La nuova economia delle migrazioni è una teoria, di reazione a quella neoclassica, che si sofferma sugli altri mercati che possono condizionare la migrazione oltre a quello del lavoro. La sua unità d’osservazione non è più la razionalità individuale ma la razionalità familiare. La scelta di migrare non appare più solo una semplice scelta di convenienza individuale, ma una strategia familiare per massimizzare i guadagni e ridurre i rischi.

Questa strategia è determinata da due elementi principali: il primo è la mancanza di apparati di welfare che assicurano i servizi essenziali (istruzione, sanità…) alle categorie più deboli. Di conseguenza l’emigrazione appare un ottimo modo per assicurare ai figli minori una buona istruzione ed ai genitori anziani l’assistenza necessaria.
Il secondo elemento è il rischio di “fallimento del mercato” determinato da un clima di così rapida modernizzazione economica come quella dei PVS. La scelta di far emigrare un proprio familiare per un breve periodo appare doverosa in un clima così instabile, affinché attraverso la diversificazione degli impieghi del lavoro familiare (taluni lavoreranno in campagna, altri in città, altri all’estero) si possa comunque garantire la sopravvivenza della famiglia.
Un altro elemento che rientra nella nuova economia delle migrazioni è quello della “deprivazione relativa” (R.K. Merton, 1950), ovvero la convinzione di vivere in condizioni peggiori degli individui e delle famiglie che compongono il proprio “gruppo di riferimento”, ossia il gruppo scelto come base di confronto per l’autovalutazione. Gli immigrati non vengono da posti poveri ed isolati ma viceversa da regioni e nazioni che stanno vivendo un repentino sviluppo non a caso chiamati Paesi in Via di Sviluppo (d’ora in poi PVS).

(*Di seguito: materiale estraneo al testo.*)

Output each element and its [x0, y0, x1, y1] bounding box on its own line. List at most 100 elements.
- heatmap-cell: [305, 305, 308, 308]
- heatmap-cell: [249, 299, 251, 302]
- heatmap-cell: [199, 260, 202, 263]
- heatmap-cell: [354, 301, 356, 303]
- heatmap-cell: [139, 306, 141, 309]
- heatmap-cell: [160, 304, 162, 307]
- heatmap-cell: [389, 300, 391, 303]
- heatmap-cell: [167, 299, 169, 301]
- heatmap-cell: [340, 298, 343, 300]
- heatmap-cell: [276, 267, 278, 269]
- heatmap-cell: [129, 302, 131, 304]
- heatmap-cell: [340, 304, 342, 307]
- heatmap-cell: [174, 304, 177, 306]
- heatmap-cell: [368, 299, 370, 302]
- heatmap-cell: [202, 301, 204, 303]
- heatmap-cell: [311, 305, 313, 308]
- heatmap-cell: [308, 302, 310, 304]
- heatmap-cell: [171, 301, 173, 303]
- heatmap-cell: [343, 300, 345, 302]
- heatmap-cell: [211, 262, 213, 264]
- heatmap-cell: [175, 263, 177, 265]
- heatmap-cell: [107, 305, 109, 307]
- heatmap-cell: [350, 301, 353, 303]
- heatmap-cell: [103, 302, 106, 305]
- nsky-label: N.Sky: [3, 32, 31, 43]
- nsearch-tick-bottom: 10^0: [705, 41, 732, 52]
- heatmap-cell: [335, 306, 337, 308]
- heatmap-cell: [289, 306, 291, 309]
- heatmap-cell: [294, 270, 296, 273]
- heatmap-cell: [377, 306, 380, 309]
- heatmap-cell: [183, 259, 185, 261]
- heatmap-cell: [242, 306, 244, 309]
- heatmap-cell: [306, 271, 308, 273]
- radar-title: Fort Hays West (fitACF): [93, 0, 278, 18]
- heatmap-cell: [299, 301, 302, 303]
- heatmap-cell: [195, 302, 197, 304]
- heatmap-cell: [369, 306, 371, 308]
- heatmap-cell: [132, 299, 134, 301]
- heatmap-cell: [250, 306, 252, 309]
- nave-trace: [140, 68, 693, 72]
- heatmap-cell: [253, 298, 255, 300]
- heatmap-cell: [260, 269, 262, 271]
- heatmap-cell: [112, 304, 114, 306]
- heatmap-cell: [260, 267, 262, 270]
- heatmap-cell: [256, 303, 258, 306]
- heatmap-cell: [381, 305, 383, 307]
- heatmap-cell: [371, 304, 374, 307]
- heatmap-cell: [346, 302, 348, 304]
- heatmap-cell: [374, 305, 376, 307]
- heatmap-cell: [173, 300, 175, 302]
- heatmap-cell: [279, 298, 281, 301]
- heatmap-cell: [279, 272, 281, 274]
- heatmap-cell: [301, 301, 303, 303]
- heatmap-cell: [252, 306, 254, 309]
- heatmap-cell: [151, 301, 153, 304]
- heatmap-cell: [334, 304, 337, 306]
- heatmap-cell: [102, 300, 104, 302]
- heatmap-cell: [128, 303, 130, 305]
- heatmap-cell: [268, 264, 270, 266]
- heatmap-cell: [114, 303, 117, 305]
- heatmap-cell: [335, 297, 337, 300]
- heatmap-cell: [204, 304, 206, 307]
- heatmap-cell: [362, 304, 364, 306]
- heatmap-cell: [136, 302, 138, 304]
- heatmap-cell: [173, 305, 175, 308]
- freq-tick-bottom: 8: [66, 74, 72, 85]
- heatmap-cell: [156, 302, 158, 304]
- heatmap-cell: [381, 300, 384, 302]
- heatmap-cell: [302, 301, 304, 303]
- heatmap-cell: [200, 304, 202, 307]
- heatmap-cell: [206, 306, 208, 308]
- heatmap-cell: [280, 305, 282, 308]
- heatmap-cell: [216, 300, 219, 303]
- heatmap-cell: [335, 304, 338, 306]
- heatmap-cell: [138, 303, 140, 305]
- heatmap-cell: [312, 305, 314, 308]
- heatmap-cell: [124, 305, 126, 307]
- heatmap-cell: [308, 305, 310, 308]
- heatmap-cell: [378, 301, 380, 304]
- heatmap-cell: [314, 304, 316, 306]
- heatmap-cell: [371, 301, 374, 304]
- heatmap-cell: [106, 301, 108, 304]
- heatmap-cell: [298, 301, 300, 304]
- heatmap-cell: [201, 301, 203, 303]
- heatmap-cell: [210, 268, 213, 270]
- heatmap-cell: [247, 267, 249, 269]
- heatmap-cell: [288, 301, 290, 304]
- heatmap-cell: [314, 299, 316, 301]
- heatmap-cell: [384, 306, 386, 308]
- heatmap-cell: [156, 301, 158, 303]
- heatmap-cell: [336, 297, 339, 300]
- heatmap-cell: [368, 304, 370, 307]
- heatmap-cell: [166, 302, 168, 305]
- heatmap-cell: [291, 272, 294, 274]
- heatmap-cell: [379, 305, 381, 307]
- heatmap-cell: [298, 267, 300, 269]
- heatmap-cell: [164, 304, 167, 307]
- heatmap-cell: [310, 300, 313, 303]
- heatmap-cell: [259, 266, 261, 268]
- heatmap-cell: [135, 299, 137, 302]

Non è il reddito in valore assoluto che fa sentire gli individui più o meno poveri, ma la percezione di una società in cui i livelli di reddito sono in costante crescita ad esempio grazie alle rimesse (non a caso quando i livelli di benessere crescono, è più facile che la pressione migratoria aumenti). Nel breve periodo le migrazioni non derivano dalla carenza dello sviluppo economico ma dal rapido avanzamento dello sviluppo stesso. Il gruppo di riferimento non coincide sempre con quello effettivo di appartenenza ma è spesso rappresentato da quello che si vorrebbe fosse. In questo contesto possiamo riconoscere anche la socializzazione anticipatoria di F.Alberoni, G.Baglioni (1965) condizionata dalla presenza nei paesi in via di sviluppo delle grandi multinazionali, del turismo internazionale e dei mezzi di comunicazione di massa di stampo occidentale. Nei paesi in questione viene favorita la diffusione di valori e modelli di comportamento delle aree più sviluppate e indotte esigenze di consumo e comportamento che gli abitanti dei PVS non immaginavano sino a qualche anno fa. Gli abitanti si trovano di conseguenza ad essere anticipatamente socializzati alla cultura e ai consumi dei paesi occidentali ancor prima di esservi giunti, al punto da innescare una volontà migratoria. La distanza geografica non significa più distanza culturale. Nonostante in questi anni siano stati adottati,a livello europeo,regimi restrittivi per limitare l’accesso degli immigrati, i flussi migratori non hanno subito alcun rallentamento. Consideratosi conclusa nel 1973 la politica d’attrazione esercitata dalle maggiori nazioni europee, si è fatta largo la convinzione che fossero prevalentemente i fattori di espulsione dal proprio paese (come sottosviluppo e crisi economiche) a causare la migrazione.